Making it too easy for people to abuse classloaders will tempt them to
do things the wrong way and override classes whenever they feel like
it, which is in most cases a bad idea and indicates incorrect design.
Naturally you can always construct your own classloader manually and
delegate whatever you like, if you know what you are doing. In the
past this has been recommended for various module authors - in all
cases due to the XML parser problem.

It seems we have to make an exception for XML parsers because the JDK
team decided to bundle parsers developed outside the JDK while there
are active development efforts on newer versions of these parsers.
That is why I consider JDC #4626527 a bug we have to work around.

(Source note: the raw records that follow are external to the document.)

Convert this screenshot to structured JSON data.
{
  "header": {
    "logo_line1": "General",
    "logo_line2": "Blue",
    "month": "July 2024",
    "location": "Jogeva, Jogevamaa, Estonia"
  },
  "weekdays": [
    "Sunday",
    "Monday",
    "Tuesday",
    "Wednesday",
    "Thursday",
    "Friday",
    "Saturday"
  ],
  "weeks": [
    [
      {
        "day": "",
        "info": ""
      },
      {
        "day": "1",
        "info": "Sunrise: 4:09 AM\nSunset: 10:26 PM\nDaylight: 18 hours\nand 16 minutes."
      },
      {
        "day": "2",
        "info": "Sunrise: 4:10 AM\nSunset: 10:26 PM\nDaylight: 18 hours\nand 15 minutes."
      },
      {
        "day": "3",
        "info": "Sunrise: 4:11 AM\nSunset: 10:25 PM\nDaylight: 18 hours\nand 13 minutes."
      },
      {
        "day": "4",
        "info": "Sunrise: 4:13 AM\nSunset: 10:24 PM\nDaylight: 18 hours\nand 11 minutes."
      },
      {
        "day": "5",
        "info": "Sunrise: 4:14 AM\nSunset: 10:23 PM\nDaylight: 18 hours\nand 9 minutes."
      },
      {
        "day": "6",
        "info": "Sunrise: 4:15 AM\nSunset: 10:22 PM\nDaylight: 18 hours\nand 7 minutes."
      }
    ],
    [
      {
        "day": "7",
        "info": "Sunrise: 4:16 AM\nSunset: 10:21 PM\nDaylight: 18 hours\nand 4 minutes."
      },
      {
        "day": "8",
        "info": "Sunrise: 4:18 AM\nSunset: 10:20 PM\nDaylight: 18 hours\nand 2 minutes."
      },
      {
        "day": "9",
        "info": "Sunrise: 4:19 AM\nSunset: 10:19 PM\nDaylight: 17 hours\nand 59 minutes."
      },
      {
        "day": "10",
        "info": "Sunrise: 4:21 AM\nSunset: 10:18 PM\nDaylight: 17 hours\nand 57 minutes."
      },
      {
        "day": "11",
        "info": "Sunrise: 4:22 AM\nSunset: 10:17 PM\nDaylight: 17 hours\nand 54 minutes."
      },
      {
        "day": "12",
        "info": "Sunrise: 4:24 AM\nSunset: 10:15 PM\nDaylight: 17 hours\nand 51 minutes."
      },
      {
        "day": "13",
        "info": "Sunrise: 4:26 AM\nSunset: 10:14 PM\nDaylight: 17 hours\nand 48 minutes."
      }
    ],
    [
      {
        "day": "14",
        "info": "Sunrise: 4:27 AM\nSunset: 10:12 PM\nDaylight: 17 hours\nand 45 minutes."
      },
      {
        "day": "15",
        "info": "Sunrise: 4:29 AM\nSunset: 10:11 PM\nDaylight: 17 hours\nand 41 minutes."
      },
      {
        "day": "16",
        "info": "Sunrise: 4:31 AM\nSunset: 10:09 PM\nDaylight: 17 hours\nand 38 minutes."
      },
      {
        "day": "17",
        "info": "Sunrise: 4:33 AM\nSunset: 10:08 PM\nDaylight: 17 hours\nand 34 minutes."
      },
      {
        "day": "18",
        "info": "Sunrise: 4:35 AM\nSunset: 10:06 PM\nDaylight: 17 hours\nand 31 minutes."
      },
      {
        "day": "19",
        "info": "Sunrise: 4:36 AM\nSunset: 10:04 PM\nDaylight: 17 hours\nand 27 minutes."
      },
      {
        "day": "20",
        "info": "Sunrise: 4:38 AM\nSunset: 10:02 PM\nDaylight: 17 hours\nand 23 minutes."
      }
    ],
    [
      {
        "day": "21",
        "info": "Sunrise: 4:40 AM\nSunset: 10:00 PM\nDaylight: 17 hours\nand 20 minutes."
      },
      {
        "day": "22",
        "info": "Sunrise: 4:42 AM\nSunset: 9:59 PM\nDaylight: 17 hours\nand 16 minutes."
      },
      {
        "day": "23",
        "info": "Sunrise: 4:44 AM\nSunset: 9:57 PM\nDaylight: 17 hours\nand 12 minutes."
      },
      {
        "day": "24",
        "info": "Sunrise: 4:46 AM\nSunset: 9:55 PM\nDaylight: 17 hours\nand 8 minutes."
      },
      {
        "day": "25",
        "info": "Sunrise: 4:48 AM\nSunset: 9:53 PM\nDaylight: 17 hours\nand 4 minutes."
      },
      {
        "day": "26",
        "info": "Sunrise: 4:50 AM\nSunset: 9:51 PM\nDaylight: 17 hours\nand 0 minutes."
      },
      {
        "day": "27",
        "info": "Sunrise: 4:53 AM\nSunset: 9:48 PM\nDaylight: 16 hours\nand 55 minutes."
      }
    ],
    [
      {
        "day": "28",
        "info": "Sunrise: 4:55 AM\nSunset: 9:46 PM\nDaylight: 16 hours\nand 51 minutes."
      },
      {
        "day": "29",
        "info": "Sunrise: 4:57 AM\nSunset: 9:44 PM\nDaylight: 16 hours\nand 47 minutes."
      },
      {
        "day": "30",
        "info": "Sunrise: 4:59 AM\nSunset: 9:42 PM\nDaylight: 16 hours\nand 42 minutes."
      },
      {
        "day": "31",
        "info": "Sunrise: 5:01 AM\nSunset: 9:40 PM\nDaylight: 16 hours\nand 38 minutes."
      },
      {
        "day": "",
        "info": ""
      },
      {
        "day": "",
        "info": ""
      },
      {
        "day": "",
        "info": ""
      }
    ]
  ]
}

We also made a change to the usual model by forbidding a package to be
loaded by more than one classloader, i.e. treating all packages as
implicitly sealed. But this may be necessary for performance reasons,
so the domain cache in ProxyClassLoader can work.
Comment 18 David Strupl 2002-06-28 14:39:45 UTC
Jesse, is this one solved (after 19622)? What can we (I) do? Don't you
want to take care of it? I would recommend to close the bug but you
know more details than me.
Comment 19 Jesse Glick 2002-06-28 15:38:28 UTC
NB 3.4 still has xerces.jar on its classpath, but this is not
accessible to most modules, unlike xml-apis.jar.

Issue #20269 requests that the Ant module not make any direct
references to Xerces parser impl classes. That ought to let it use
whatever parser is around. Currently it still requires a parser
version close to the one shipped with NB.

I still recommend not using the endorsed directory, and using
-Xbootclasspath/p wherever necessary, e.g. in the NB debugger type
configuration.

*** This issue has been marked as a duplicate of 20269 ***
Comment 20 Quality Engineering 2003-07-01 15:52:44 UTC
Resolved for 3.4.x or earlier, no new info since then -> verified.

Comment 21 Quality Engineering 2003-07-01 16:30:59 UTC
Resolved for 3.4.x or earlier, no new info since then -> closing.